Ini Motip Pembunuhan Mantan Anggota DPRD Langkat
analisamedan.com - Tim gabungan Ditreskrimum Polda Sumut dan Satreskrim Polres Langkat, berhasil mengungkap kasus pembunuhan mantan anggota DPRD Langkat.
Motif para pelaku membunuh politikus Partai Golkar itu karena masalah bisnis kelapa sawit.
Pembunuhan berencana terhadap mantan anggota DPRD Langkat ini ternyata sempat direncanakan berkali-kali oleh pelaku utama LS alias Tosa Ginting.
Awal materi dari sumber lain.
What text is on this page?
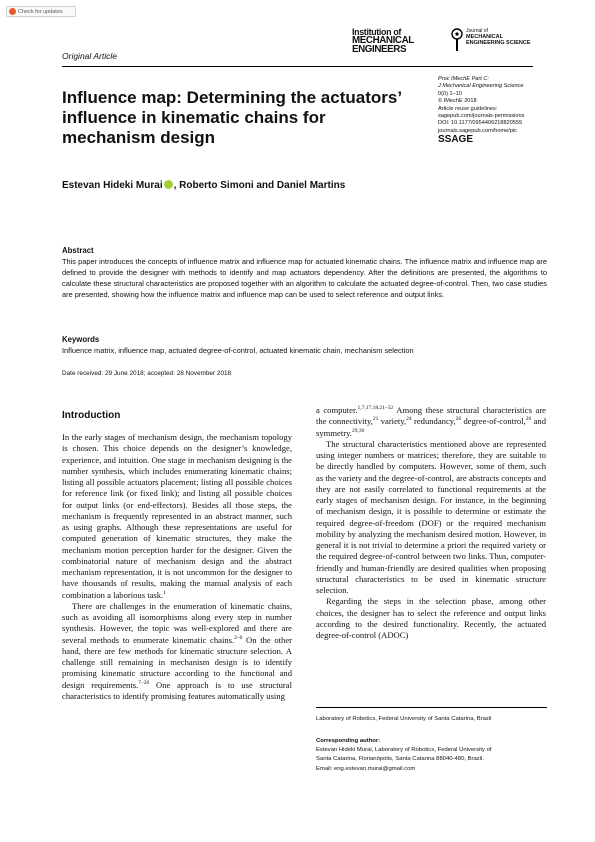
Check for updates
Original Article
Institution of
MECHANICAL
ENGINEERS
Journal of
MECHANICAL
ENGINEERING SCIENCE
Proc IMechE Part C:
J Mechanical Engineering Science
0(0) 1–10
© IMechE 2018
Article reuse guidelines:
sagepub.com/journals-permissions
DOI: 10.1177/0954406218820555
journals.sagepub.com/home/pic
SSAGE
Influence map: Determining the actuators’ influence in kinematic chains for mechanism design
Estevan Hideki Murai , Roberto Simoni and Daniel Martins
Abstract
This paper introduces the concepts of influence matrix and influence map for actuated kinematic chains. The influence matrix and influence map are defined to provide the designer with methods to identify and map actuators dependency. After the definitions are presented, the algorithms to calculate these structural characteristics are proposed together with an algorithm to calculate the actuated degree-of-control. Then, two case studies are presented, showing how the influence matrix and influence map can be used to select reference and output links.
Keywords
Influence matrix, influence map, actuated degree-of-control, actuated kinematic chain, mechanism selection
Date received: 29 June 2018; accepted: 28 November 2018
Introduction

In the early stages of mechanism design, the mechanism topology is chosen. This choice depends on the designer’s knowledge, experience, and intuition. One stage in mechanism designing is the number synthesis, which includes enumerating kinematic chains; listing all possible actuators placement; listing all possible choices for reference link (or fixed link); and listing all possible choices for output links (or end-effectors). Besides all those steps, the mechanism is frequently represented in an abstract manner, such as using graphs. Although these representations are useful for computed generation of kinematic structures, they make the mechanism motion perception harder for the designer. Given the combinatorial nature of mechanism design and the abstract mechanism representation, it is not uncommon for the designer to have thousands of results, making the manual analysis of each combination a laborious task.$^1$

There are challenges in the enumeration of kinematic chains, such as avoiding all isomorphisms along every step in number synthesis. However, the topic was well-explored and there are several methods to enumerate kinematic chains.$^{2-6}$ On the other hand, there are few methods for kinematic structure selection. A challenge still remaining in mechanism design is to identify promising kinematic structure according to the functional and design requirements.$^{7-20}$ One approach is to use structural characteristics to identify promising features automatically using

a computer.$^{1,7,17,18,21-32}$ Among these structural characteristics are the connectivity,$^{21}$ variety,$^{24}$ redundancy,$^{26}$ degree-of-control,$^{26}$ and symmetry.$^{29,30}$

The structural characteristics mentioned above are represented using integer numbers or matrices; therefore, they are suitable to be directly handled by computers. However, some of them, such as the variety and the degree-of-control, are abstracts concepts and they are not easily correlated to functional requirements at the early stages of mechanism design. For instance, in the beginning of mechanism design, it is possible to determine or estimate the required degree-of-freedom (DOF) or the required mechanism mobility by analyzing the mechanism desired motion. However, in general it is not trivial to determine a priori the required variety or the required degree-of-control between two links. Thus, computer-friendly and human-friendly are desired qualities when proposing structural characteristics to be used in kinematic structure selection.

Regarding the steps in the selection phase, among other choices, the designer has to select the reference and output links according to the desired functionality. Recently, the actuated degree-of-control (ADOC)

Laboratory of Robotics, Federal University of Santa Catarina, Brazil
Corresponding author:
Estevan Hideki Murai, Laboratory of Robotics, Federal University of
Santa Catarina, Florianópolis, Santa Catarina 88040-480, Brazil.
Email: eng.estevan.murai@gmail.com
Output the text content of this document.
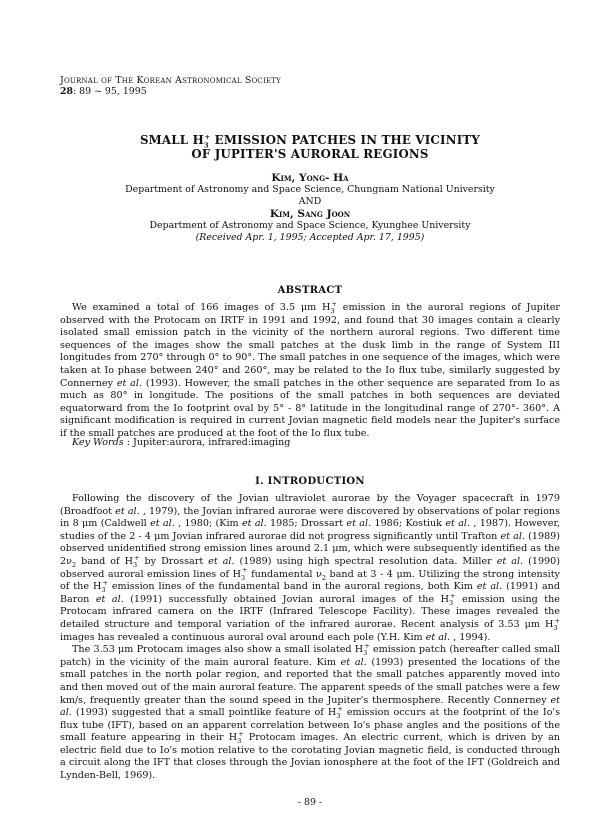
Journal of The Korean Astronomical Society
28: 89 ~ 95, 1995
SMALL $H_3^+$ EMISSION PATCHES IN THE VICINITY
OF JUPITER'S AURORAL REGIONS
Kim, Yong- Ha
Department of Astronomy and Space Science, Chungnam National University
AND
Kim, Sang Joon
Department of Astronomy and Space Science, Kyunghee University
(Received Apr. 1, 1995; Accepted Apr. 17, 1995)
ABSTRACT

We examined a total of 166 images of 3.5 μm $H_3^+$ emission in the auroral regions of Jupiter observed with the Protocam on IRTF in 1991 and 1992, and found that 30 images contain a clearly isolated small emission patch in the vicinity of the northern auroral regions. Two different time sequences of the images show the small patches at the dusk limb in the range of System III longitudes from 270° through 0° to 90°. The small patches in one sequence of the images, which were taken at Io phase between 240° and 260°, may be related to the Io flux tube, similarly suggested by Connerney et al. (1993). However, the small patches in the other sequence are separated from Io as much as 80° in longitude. The positions of the small patches in both sequences are deviated equatorward from the Io footprint oval by 5° - 8° latitude in the longitudinal range of 270°- 360°. A significant modification is required in current Jovian magnetic field models near the Jupiter's surface if the small patches are produced at the foot of the Io flux tube.

Key Words : Jupiter:aurora, infrared:imaging
I. INTRODUCTION

Following the discovery of the Jovian ultraviolet aurorae by the Voyager spacecraft in 1979 (Broadfoot et al. , 1979), the Jovian infrared aurorae were discovered by observations of polar regions in 8 μm (Caldwell et al. , 1980; (Kim et al. 1985; Drossart et al. 1986; Kostiuk et al. , 1987). However, studies of the 2 - 4 μm Jovian infrared aurorae did not progress significantly until Trafton et al. (1989) observed unidentified strong emission lines around 2.1 μm, which were subsequently identified as the $2\nu_2$ band of $H_3^+$ by Drossart et al. (1989) using high spectral resolution data. Miller et al. (1990) observed auroral emission lines of $H_3^+$ fundamental $\nu_2$ band at 3 - 4 μm. Utilizing the strong intensity of the $H_3^+$ emission lines of the fundamental band in the auroral regions, both Kim et al. (1991) and Baron et al. (1991) successfully obtained Jovian auroral images of the $H_3^+$ emission using the Protocam infrared camera on the IRTF (Infrared Telescope Facility). These images revealed the detailed structure and temporal variation of the infrared aurorae. Recent analysis of 3.53 μm $H_3^+$ images has revealed a continuous auroral oval around each pole (Y.H. Kim et al. , 1994).

The 3.53 μm Protocam images also show a small isolated $H_3^+$ emission patch (hereafter called small patch) in the vicinity of the main auroral feature. Kim et al. (1993) presented the locations of the small patches in the north polar region, and reported that the small patches apparently moved into and then moved out of the main auroral feature. The apparent speeds of the small patches were a few km/s, frequently greater than the sound speed in the Jupiter's thermosphere. Recently Connerney et al. (1993) suggested that a small pointlike feature of $H_3^+$ emission occurs at the footprint of the Io's flux tube (IFT), based on an apparent correlation between Io's phase angles and the positions of the small feature appearing in their $H_3^+$ Protocam images. An electric current, which is driven by an electric field due to Io's motion relative to the corotating Jovian magnetic field, is conducted through a circuit along the IFT that closes through the Jovian ionosphere at the foot of the IFT (Goldreich and Lynden-Bell, 1969).

- 89 -
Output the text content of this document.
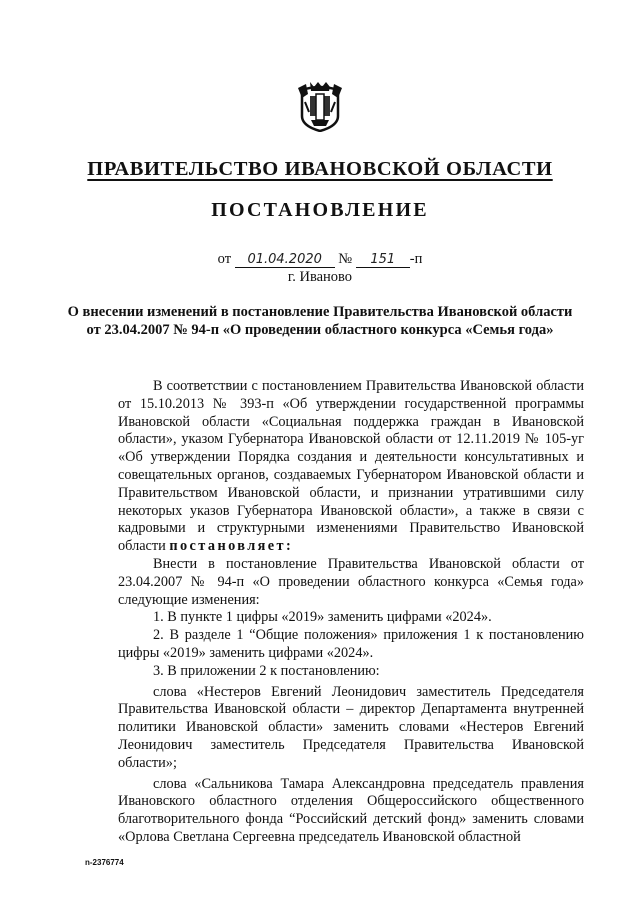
ПРАВИТЕЛЬСТВО ИВАНОВСКОЙ ОБЛАСТИ
ПОСТАНОВЛЕНИЕ
от 01.04.2020 № 151 -п
г. Иваново
О внесении изменений в постановление Правительства Ивановской области от 23.04.2007 № 94-п «О проведении областного конкурса «Семья года»

В соответствии с постановлением Правительства Ивановской области от 15.10.2013 № 393-п «Об утверждении государственной программы Ивановской области «Социальная поддержка граждан в Ивановской области», указом Губернатора Ивановской области от 12.11.2019 № 105-уг «Об утверждении Порядка создания и деятельности консультативных и совещательных органов, создаваемых Губернатором Ивановской области и Правительством Ивановской области, и признании утратившими силу некоторых указов Губернатора Ивановской области», а также в связи с кадровыми и структурными изменениями Правительство Ивановской области постановляет:

Внести в постановление Правительства Ивановской области от 23.04.2007 № 94-п «О проведении областного конкурса «Семья года» следующие изменения:

1. В пункте 1 цифры «2019» заменить цифрами «2024».

2. В разделе 1 “Общие положения» приложения 1 к постановлению цифры «2019» заменить цифрами «2024».

3. В приложении 2 к постановлению:

слова «Нестеров Евгений Леонидович заместитель Председателя Правительства Ивановской области – директор Департамента внутренней политики Ивановской области» заменить словами «Нестеров Евгений Леонидович заместитель Председателя Правительства Ивановской области»;

слова «Сальникова Тамара Александровна председатель правления Ивановского областного отделения Общероссийского общественного благотворительного фонда “Российский детский фонд» заменить словами «Орлова Светлана Сергеевна председатель Ивановской областной

n-2376774
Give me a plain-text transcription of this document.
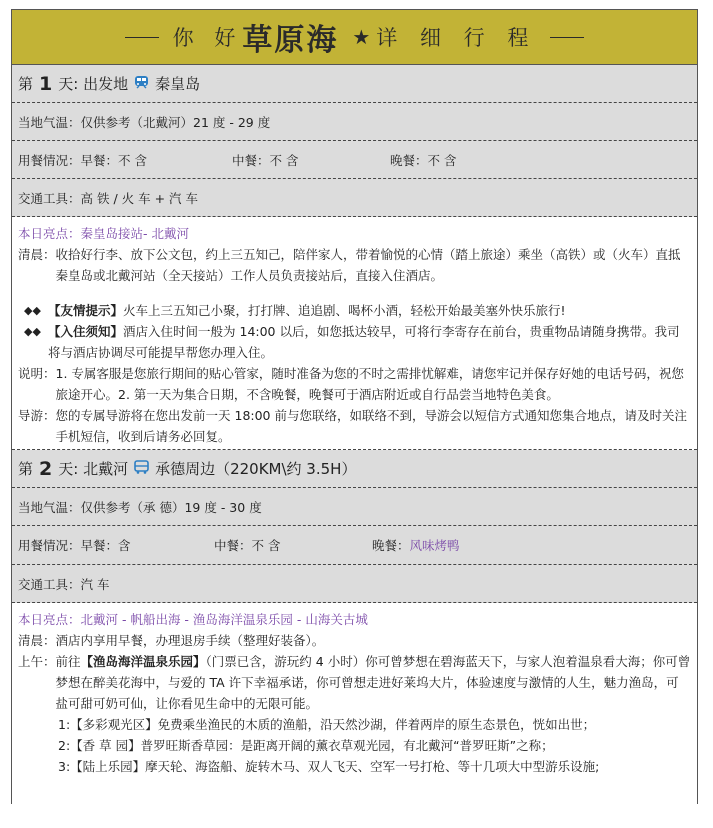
你 好 草原海 ★ 详 细 行 程
第 1 天: 出发地 秦皇岛
当地气温：仅供参考（北戴河）21 度 - 29 度
用餐情况：早餐：不 含	中餐：不 含	晚餐：不 含
交通工具：高 铁 / 火 车 + 汽 车

本日亮点：秦皇岛接站- 北戴河

清晨： 收拾好行李、放下公文包，约上三五知己，陪伴家人，带着愉悦的心情（踏上旅途）乘坐（高铁）或（火车）直抵秦皇岛或北戴河站（全天接站）工作人员负责接站后，直接入住酒店。
◆◆ 【友情提示】火车上三五知己小聚，打打牌、追追剧、喝杯小酒，轻松开始最美塞外快乐旅行!
◆◆ 【入住须知】酒店入住时间一般为 14:00 以后，如您抵达较早，可将行李寄存在前台，贵重物品请随身携带。我司将与酒店协调尽可能提早帮您办理入住。
说明： 1. 专属客服是您旅行期间的贴心管家，随时准备为您的不时之需排忧解难，请您牢记并保存好她的电话号码，祝您旅途开心。2. 第一天为集合日期，不含晚餐，晚餐可于酒店附近或自行品尝当地特色美食。
导游： 您的专属导游将在您出发前一天 18:00 前与您联络，如联络不到，导游会以短信方式通知您集合地点，请及时关注手机短信，收到后请务必回复。
第 2 天: 北戴河 承德周边（220KM\约 3.5H）
当地气温：仅供参考（承 德）19 度 - 30 度
用餐情况：早餐：含	中餐：不 含	晚餐： 风味烤鸭
交通工具：汽 车

本日亮点：北戴河 - 帆船出海 - 渔岛海洋温泉乐园 - 山海关古城

清晨： 酒店内享用早餐，办理退房手续（整理好装备）。
上午： 前往【渔岛海洋温泉乐园】（门票已含，游玩约 4 小时）你可曾梦想在碧海蓝天下，与家人泡着温泉看大海；你可曾梦想在醉美花海中，与爱的 TA 许下幸福承诺，你可曾想走进好莱坞大片，体验速度与激情的人生，魅力渔岛，可盐可甜可奶可仙，让你看见生命中的无限可能。

1:【多彩观光区】免费乘坐渔民的木质的渔船，沿天然沙湖，伴着两岸的原生态景色，恍如出世；

2:【香 草 园】普罗旺斯香草园：是距离开阔的薰衣草观光园，有北戴河“普罗旺斯”之称；

3:【陆上乐园】摩天轮、海盗船、旋转木马、双人飞天、空军一号打枪、等十几项大中型游乐设施;
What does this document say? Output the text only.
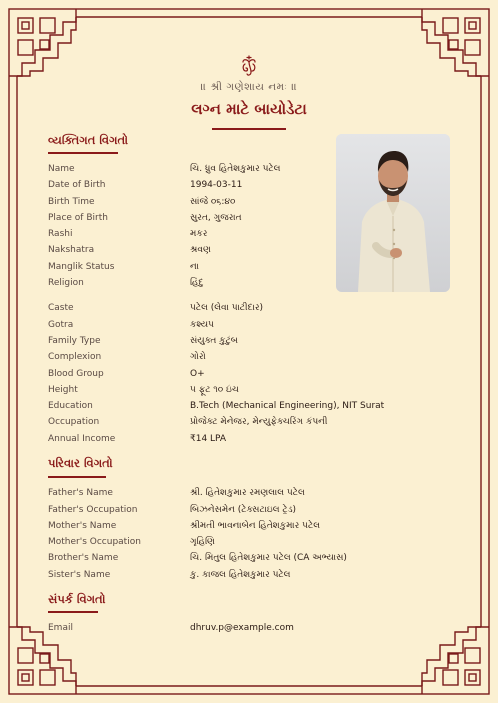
॥ શ્રી ગણેશાય નમઃ ॥
લગ્ન માટે બાયોડેટા
વ્યક્તિગત વિગતો
Name	ચિ. ધ્રુવ હિતેશકુમાર પટેલ
Date of Birth	1994-03-11
Birth Time	સાંજે ૦૬:૪૦
Place of Birth	સુરત, ગુજરાત
Rashi	મકર
Nakshatra	શ્રવણ
Manglik Status	ના
Religion	હિંદુ
Caste	પટેલ (લેવા પાટીદાર)
Gotra	કશ્યપ
Family Type	સંયુક્ત કુટુંબ
Complexion	ગોરો
Blood Group	O+
Height	૫ ફૂટ ૧૦ ઇંચ
Education	B.Tech (Mechanical Engineering), NIT Surat
Occupation	પ્રોજેક્ટ મેનેજર, મેન્યુફેક્ચરિંગ કંપની
Annual Income	₹14 LPA
પરિવાર વિગતો
Father's Name	શ્રી. હિતેશકુમાર રમણલાલ પટેલ
Father's Occupation	બિઝનેસમેન (ટેક્સટાઇલ ટ્રેડ)
Mother's Name	શ્રીમતી ભાવનાબેન હિતેશકુમાર પટેલ
Mother's Occupation	ગૃહિણિ
Brother's Name	ચિ. મિતુલ હિતેશકુમાર પટેલ (CA અભ્યાસ)
Sister's Name	કુ. કાજલ હિતેશકુમાર પટેલ
સંપર્ક વિગતો
Email	dhruv.p@example.com
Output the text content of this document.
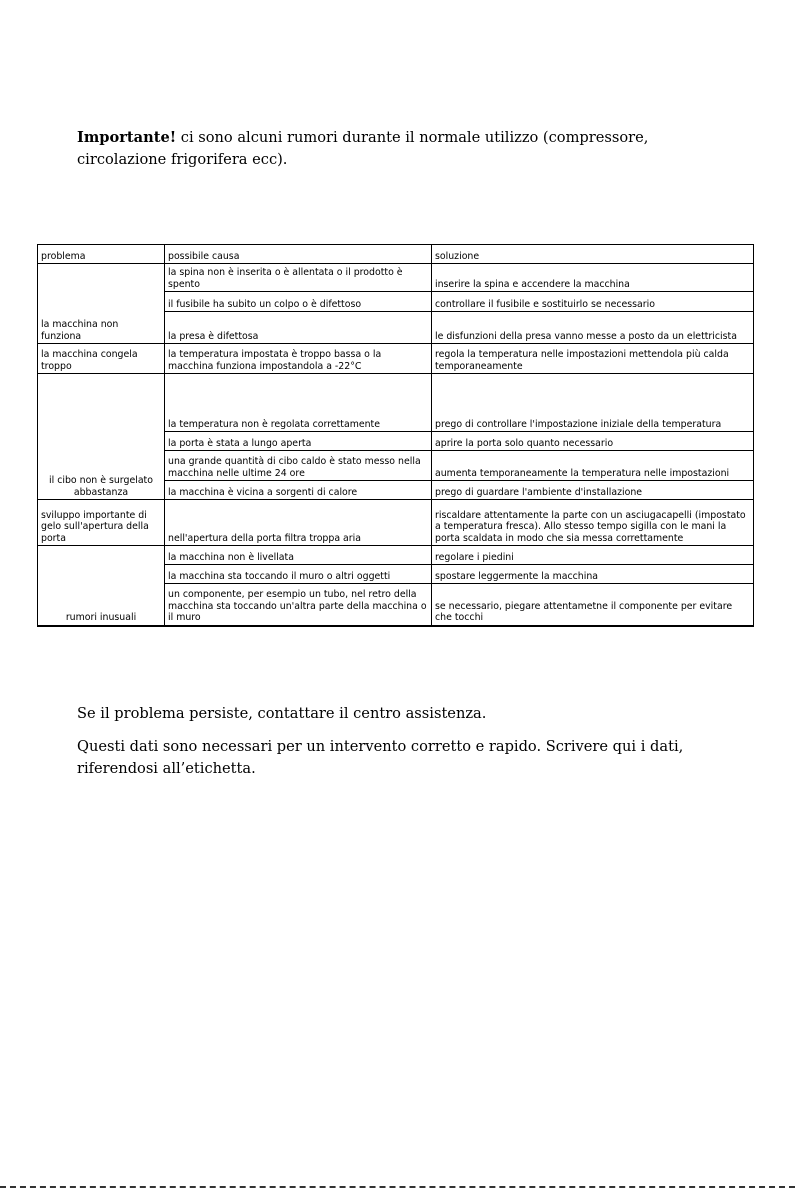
Importante! ci sono alcuni rumori durante il normale utilizzo (compressore, circolazione frigorifera ecc).

problema	possibile causa	soluzione
la macchina non funziona	la spina non è inserita o è allentata o il prodotto è spento	inserire la spina e accendere la macchina
	il fusibile ha subito un colpo o è difettoso	controllare il fusibile e sostituirlo se necessario
	la presa è difettosa	le disfunzioni della presa vanno messe a posto da un elettricista
la macchina congela troppo	la temperatura impostata è troppo bassa o la macchina funziona impostandola a -22°C	regola la temperatura nelle impostazioni mettendola più calda temporaneamente
il cibo non è surgelato abbastanza	la temperatura non è regolata correttamente	prego di controllare l'impostazione iniziale della temperatura
	la porta è stata a lungo aperta	aprire la porta solo quanto necessario
	una grande quantità di cibo caldo è stato messo nella macchina nelle ultime 24 ore	aumenta temporaneamente la temperatura nelle impostazioni
	la macchina è vicina a sorgenti di calore	prego di guardare l'ambiente d'installazione
sviluppo importante di gelo sull'apertura della porta	nell'apertura della porta filtra troppa aria	riscaldare attentamente la parte con un asciugacapelli (impostato a temperatura fresca). Allo stesso tempo sigilla con le mani la porta scaldata in modo che sia messa correttamente
rumori inusuali	la macchina non è livellata	regolare i piedini
	la macchina sta toccando il muro o altri oggetti	spostare leggermente la macchina
	un componente, per esempio un tubo, nel retro della macchina sta toccando un'altra parte della macchina o il muro	se necessario, piegare attentametne il componente per evitare che tocchi

Se il problema persiste, contattare il centro assistenza.

Questi dati sono necessari per un intervento corretto e rapido. Scrivere qui i dati, riferendosi all’etichetta.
Namun kerap gagal.
Mantan anggota DPRD Langkat Paino ditemukan tewas tertembak di Dusun 7 Bukit Dinding, Desa Besilam Bukit Lembasa Kecamatan Wampu, Kabupaten Langkat, pada 26 Januari 2023 lalu.
Direktur Reserse Kriminal Umum (Reskrimum) Polda Sumut, Kombes Pol Tatan Dirsan Atmaja mengatakan, pembunuhan berencana ini sempat gagal beberapa kali.
Pertama pada 20 Januari menggunakan senjata tajam tapi gagal karena korban berada di sebuah warung, kata Tatan saat mengelar konferensi pers di Mapolda Sumut, Senin (13/2/2023).
Kelima tersangka ini diamankan dari lokasi yang berbeda-beda.
Otak pelaku ditangkap di Kawasan Pancur Batu Kabupaten Deli Serdang dan eksekutor ditangkap di Kawasan Aceh, sedangkan tiga lainnya diamankan di kediaman masing-masing.
Atas tertangkapnya para pelaku keluarga Alm Paino mantan anggota DPRD Langkat yang tewas ditembak berharap besar para pelaku dihukum setimpal atas perbuatan tersebut.
Harapan itu disampaikan oleh istri alm Paino Nilawati (45) di hadapan sejumlah wartawan dalam konferensi pres di Stabat, Selasa (14/2/23).
Pihak keluarga juga menyampaikan terimakasih kepada Presiden Republik Indonesia Joko Widodo, Kapolri, Kapolda Sumatera Utara dan Kapolres Langkat beserta jajarannya, serta khususnya kepada Hinca Panjaitan selaku Komisi III DPR RI, atas terungkapnya kasus pembunuhan yang menimpa alm Paino.
Nilawati didampingi ketiga anaknya dan beberapa perwakilan warga Besilam Bukit Lembasa sangat berharap para pelaku terutama aktor intelektual atau otak dari pelaku pembunuhan tersebut dapat dihukum setimpal atas perbuatannya.
"Saya menaruh harapan besar kepada pihak terkait (penegak hukum) agar dapat memproses para pelaku sesuai dengan ketentuan yang berlaku, agar kejadian serupa tidak lagi terulang di tempat tinggal mereka", pinta Nila.
Hal senada juga disampaikan tim Kuasa Hukum pihak korban melalui kantor Hukum Afatar dan rekan diwakili oleh Togar Lubis didampingi H Imam Fauji Hasibuan, meminta agar para pelaku dituntut seberat mungkin sesuai dengan tindakan yang telah dilakukan.
"Kejadian tersebut merupakan pembunuhan berencana, yang mana tindak pidana pembunuhan berencana diatur dalam Pasal 340 KUHP," sebut Togar.
Sehingga sangat diharapkan proses hukum berjalan sesuai dengan perbuatan pelaku tanpa ada intervensi pihak mana pun, agar nantinya pengadilan dapat memberikan putusan yang sedail adilnya.